Pour bien comprendre comment un animal perçoit le monde, il est important de s’intéresser à ses sens, et sa cognition. Il reçoit les informations via les différents canaux dont il dispose (vue, ouïe, odorat, toucher…). Ensuite, son cerveau analyse ces informations et le chien produit alors des raisonnements, et des comportements.
N’importe quel animal, en naissant, dispose de très peu de comportements innés, en général le minimum pour survivre (réflexe de succion, d’élimination…). Il réalise ensuite des apprentissages qui vont lui permettre d’évoluer dans son environnement, de s'y adapter.
Or, un animal va très rapidement apprendre à distinguer les choses qui l’entourent, en leur donnant des propriétés, suivant ses sens. On le voit très bien avec nos enfants : ils explorent avec tous leurs sens les objets et les choses qu’ils croisent. C’est ainsi qu’il peut apprendre à distinguer des choses « bonnes » pour lui, ou au contraire des choses « mauvaises ».

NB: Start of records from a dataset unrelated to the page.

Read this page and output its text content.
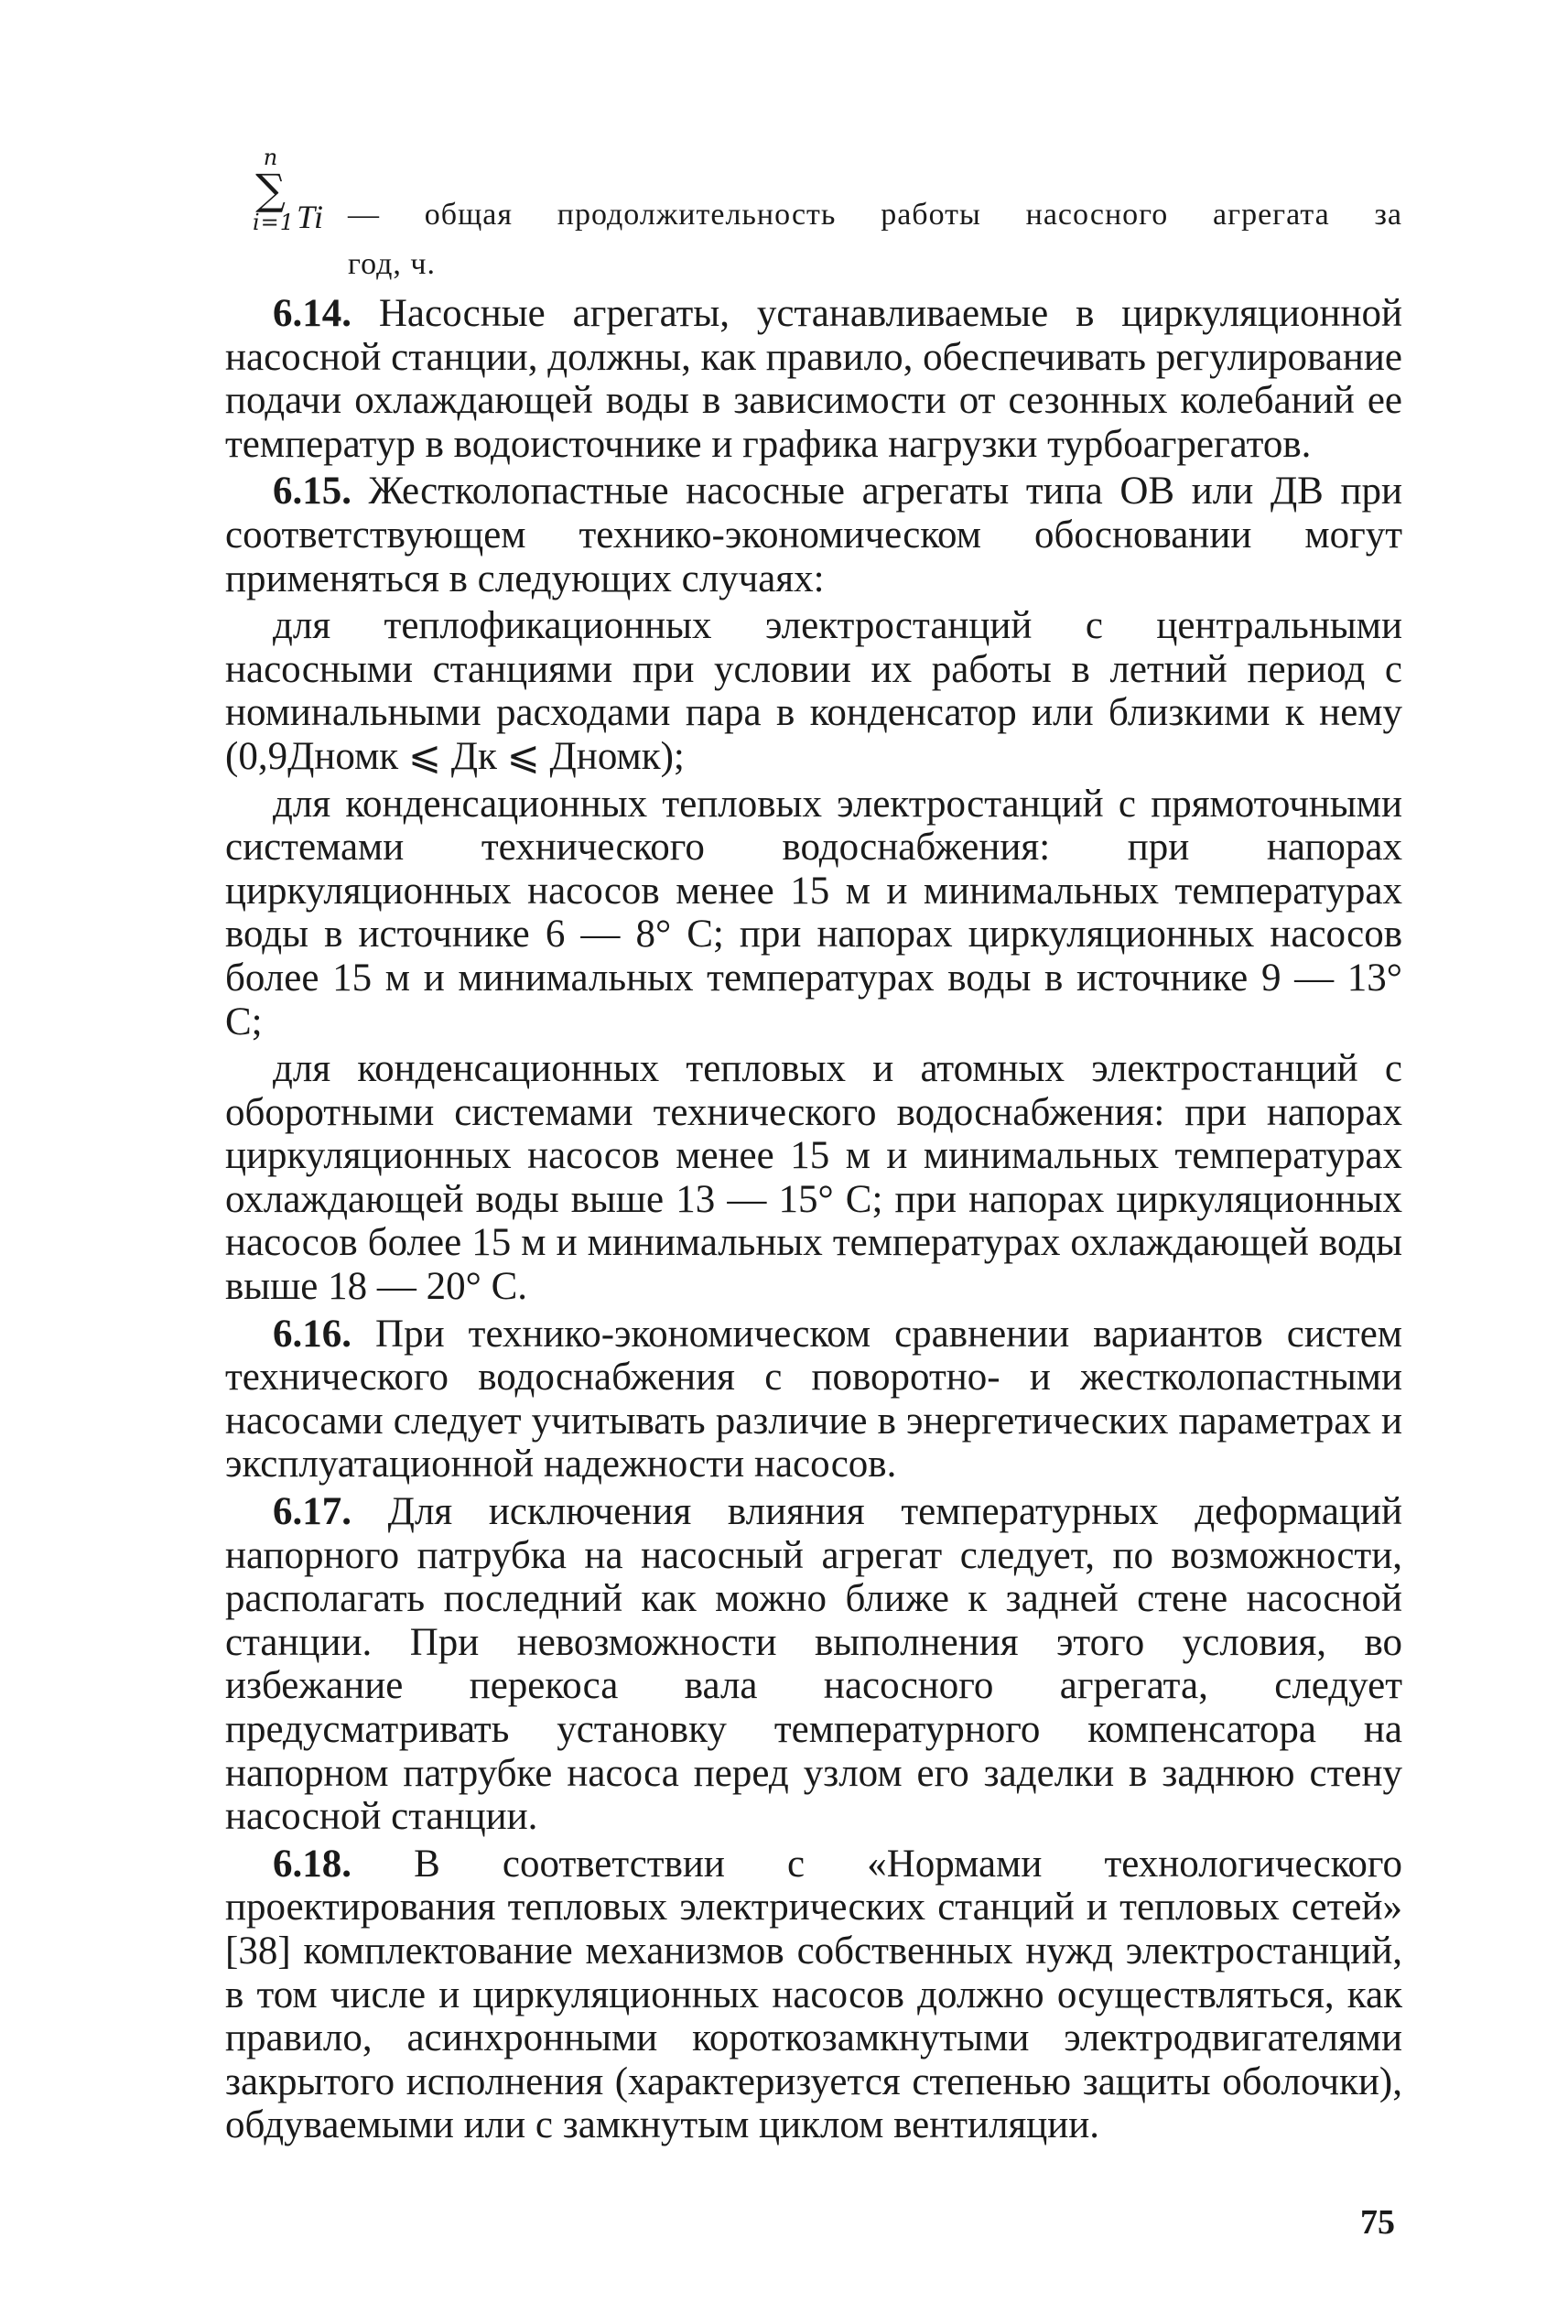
n
∑
i=1 Ti — общая продолжительность работы насосного агрегата за
год, ч.

6.14. Насосные агрегаты, устанавливаемые в циркуляционной насосной станции, должны, как правило, обеспечивать регулирование подачи охлаждающей воды в зависимости от сезонных колебаний ее температур в водоисточнике и графика нагрузки турбоагрегатов.

6.15. Жестколопастные насосные агрегаты типа ОВ или ДВ при соответствующем технико-экономическом обосновании могут применяться в следующих случаях:

для теплофикационных электростанций с центральными насосными станциями при условии их работы в летний период с номинальными расходами пара в конденсатор или близкими к нему (0,9Дномк ⩽ Дк ⩽ Дномк);

для конденсационных тепловых электростанций с прямоточными системами технического водоснабжения: при напорах циркуляционных насосов менее 15 м и минимальных температурах воды в источнике 6 — 8° С; при напорах циркуляционных насосов более 15 м и минимальных температурах воды в источнике 9 — 13° С;

для конденсационных тепловых и атомных электростанций с оборотными системами технического водоснабжения: при напорах циркуляционных насосов менее 15 м и минимальных температурах охлаждающей воды выше 13 — 15° С; при напорах циркуляционных насосов более 15 м и минимальных температурах охлаждающей воды выше 18 — 20° С.

6.16. При технико-экономическом сравнении вариантов систем технического водоснабжения с поворотно- и жестколопастными насосами следует учитывать различие в энергетических параметрах и эксплуатационной надежности насосов.

6.17. Для исключения влияния температурных деформаций напорного патрубка на насосный агрегат следует, по возможности, располагать последний как можно ближе к задней стене насосной станции. При невозможности выполнения этого условия, во избежание перекоса вала насосного агрегата, следует предусматривать установку температурного компенсатора на напорном патрубке насоса перед узлом его заделки в заднюю стену насосной станции.

6.18. В соответствии с «Нормами технологического проектирования тепловых электрических станций и тепловых сетей» [38] комплектование механизмов собственных нужд электростанций, в том числе и циркуляционных насосов должно осуществляться, как правило, асинхронными короткозамкнутыми электродвигателями закрытого исполнения (характеризуется степенью защиты оболочки), обдуваемыми или с замкнутым циклом вентиляции.

75
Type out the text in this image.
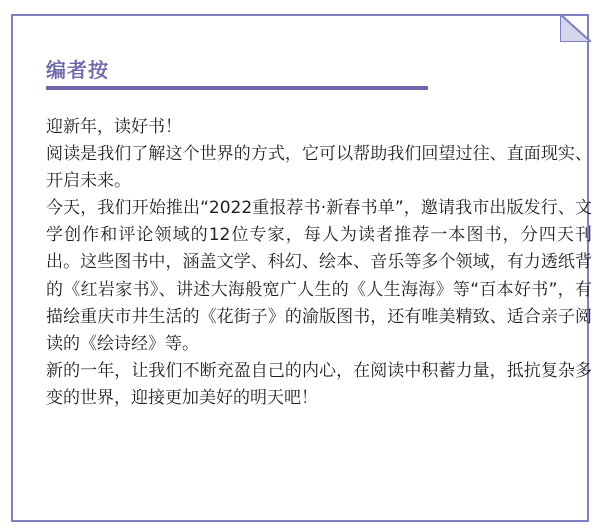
编者按

迎新年，读好书！

阅读是我们了解这个世界的方式，它可以帮助我们回望过往、直面现实、开启未来。

今天，我们开始推出“2022重报荐书·新春书单”，邀请我市出版发行、文学创作和评论领域的12位专家，每人为读者推荐一本图书，分四天刊出。这些图书中，涵盖文学、科幻、绘本、音乐等多个领域，有力透纸背的《红岩家书》、讲述大海般宽广人生的《人生海海》等“百本好书”，有描绘重庆市井生活的《花街子》的渝版图书，还有唯美精致、适合亲子阅读的《绘诗经》等。

新的一年，让我们不断充盈自己的内心，在阅读中积蓄力量，抵抗复杂多变的世界，迎接更加美好的明天吧！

C’est important d’appuyer sur ce point : cela explique les différences entre les individus. Chaque être vivant, au gré de ses expériences, aura un vécu et des préférences qui lui sont propres. Et notamment, les critères qui déterminent ce qui est bon ou mauvais pour lui sont propres à chaque individu.
La notion de danger
C’est sur ce point que les scientifiques bloquent : on sait à peu près quelles sont les caractéristiques qu’un humain donne à son environnement pour le décrire. Mais pour un chien, on ne peut que supposer, incapable de se mettre à sa place pour ressentir le monde comme lui. C’est comme demander à une personne aveugle de naissance de décrire les couleurs…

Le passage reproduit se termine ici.